Reporting a vulnerability
- DO NOT report the issue on the public mailing lists
- DO NOT report the issue through the jira system
- DO report the issue by sending an email to the DHIS2 security team email@example.com
Your email should contain as much as possible of the following information:
DHIS2 version: DHIS2 build number: Description of the issue: Why do you consider it a security vulnerability: Steps to reproduce: Do you want to be accredited: YES/NO
What happens next?
A member of the security team will respond acknowledging your email, typically within 24 hours. An issue will then be created on a private section of our issue tracker, where the security team and developers will assess the severity of the report. They will contact you with their severity assessment and an estimate of how and when the vulnerability will be addressed. If you have indicated that you wish to be accredited, your contribution will be acknowledged in the next release.
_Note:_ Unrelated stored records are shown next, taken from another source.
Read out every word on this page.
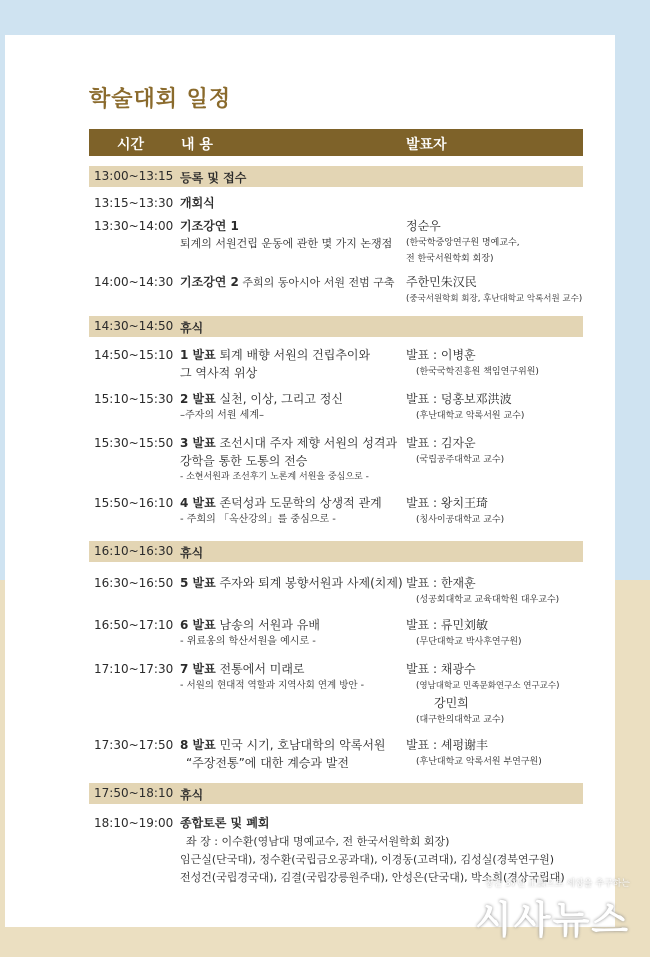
학술대회 일정
시간	내 용	발표자
13:00~13:15 등록 및 접수
13:15~13:30 개회식
13:30~14:00 기조강연 1
퇴계의 서원건립 운동에 관한 몇 가지 논쟁점
정순우
(한국학중앙연구원 명예교수,
전 한국서원학회 회장)
14:00~14:30 기조강연 2 주희의 동아시아 서원 전범 구축 주한민朱汉民
(중국서원학회 회장, 후난대학교 악록서원 교수)
14:30~14:50 휴식
14:50~15:10 1 발표 퇴계 배향 서원의 건립추이와
그 역사적 위상
발표 : 이병훈
(한국국학진흥원 책임연구위원)
15:10~15:30 2 발표 실천, 이상, 그리고 정신
–주자의 서원 세계–
발표 : 덩홍보邓洪波
(후난대학교 악록서원 교수)
15:30~15:50 3 발표 조선시대 주자 제향 서원의 성격과
강학을 통한 도통의 전승
- 소현서원과 조선후기 노론계 서원을 중심으로 -
발표 : 김자운
(국립공주대학교 교수)
15:50~16:10 4 발표 존덕성과 도문학의 상생적 관계
- 주희의 「옥산강의」를 중심으로 -
발표 : 왕치王琦
(칭사이공대학교 교수)
16:10~16:30 휴식
16:30~16:50 5 발표 주자와 퇴계 봉향서원과 사제(치제) 발표 : 한재훈
(성공회대학교 교육대학원 대우교수)
16:50~17:10 6 발표 남송의 서원과 유배
- 위료옹의 학산서원을 예시로 -
발표 : 류민刘敏
(무단대학교 박사후연구원)
17:10~17:30 7 발표 전통에서 미래로
- 서원의 현대적 역할과 지역사회 연계 방안 -
발표 : 채광수
(영남대학교 민족문화연구소 연구교수)
강민희
(대구한의대학교 교수)
17:30~17:50 8 발표 민국 시기, 호남대학의 악록서원
“주장전통”에 대한 계승과 발전
발표 : 셰펑谢丰
(후난대학교 악록서원 부연구원)
17:50~18:10 휴식
18:10~19:00 종합토론 및 폐회
좌 장 : 이수환(영남대 명예교수, 전 한국서원학회 회장)
임근실(단국대), 정수환(국립금오공과대), 이경동(고려대), 김성실(경북연구원)
전성건(국립경국대), 김결(국립강릉원주대), 안성은(단국대), 박소희(경상국립대)
창간 37년 正論으로 세상을 추구하는
시사뉴스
The security team is committed to making a public disclosure of security issues in a responsible manner. This implies that an issue may be embargoed for some time while a fix or workaround is created. If you are involved in the administration of DHIS2 servers you are advised to join the DHIS2 system administrators group at https://groups.google.com/forum/#!forum/dhis2-system-administrators. From time to time security announcements will be made to this group prior to being made more widely available.
When a vulnerability is discovered and fixed, every effort is made to backport the fix but clearly it is not possible to provide continuous support for all versions. We aim to provide security support for at least the 3 most recent major released versions. Versions older than that might be vulnerable and we advise you keep your implementation up to date.
Who is the security team?
The security team is a multi-disciplinary team of the HISP project at the University of Oslo, including DHIS2 core developers.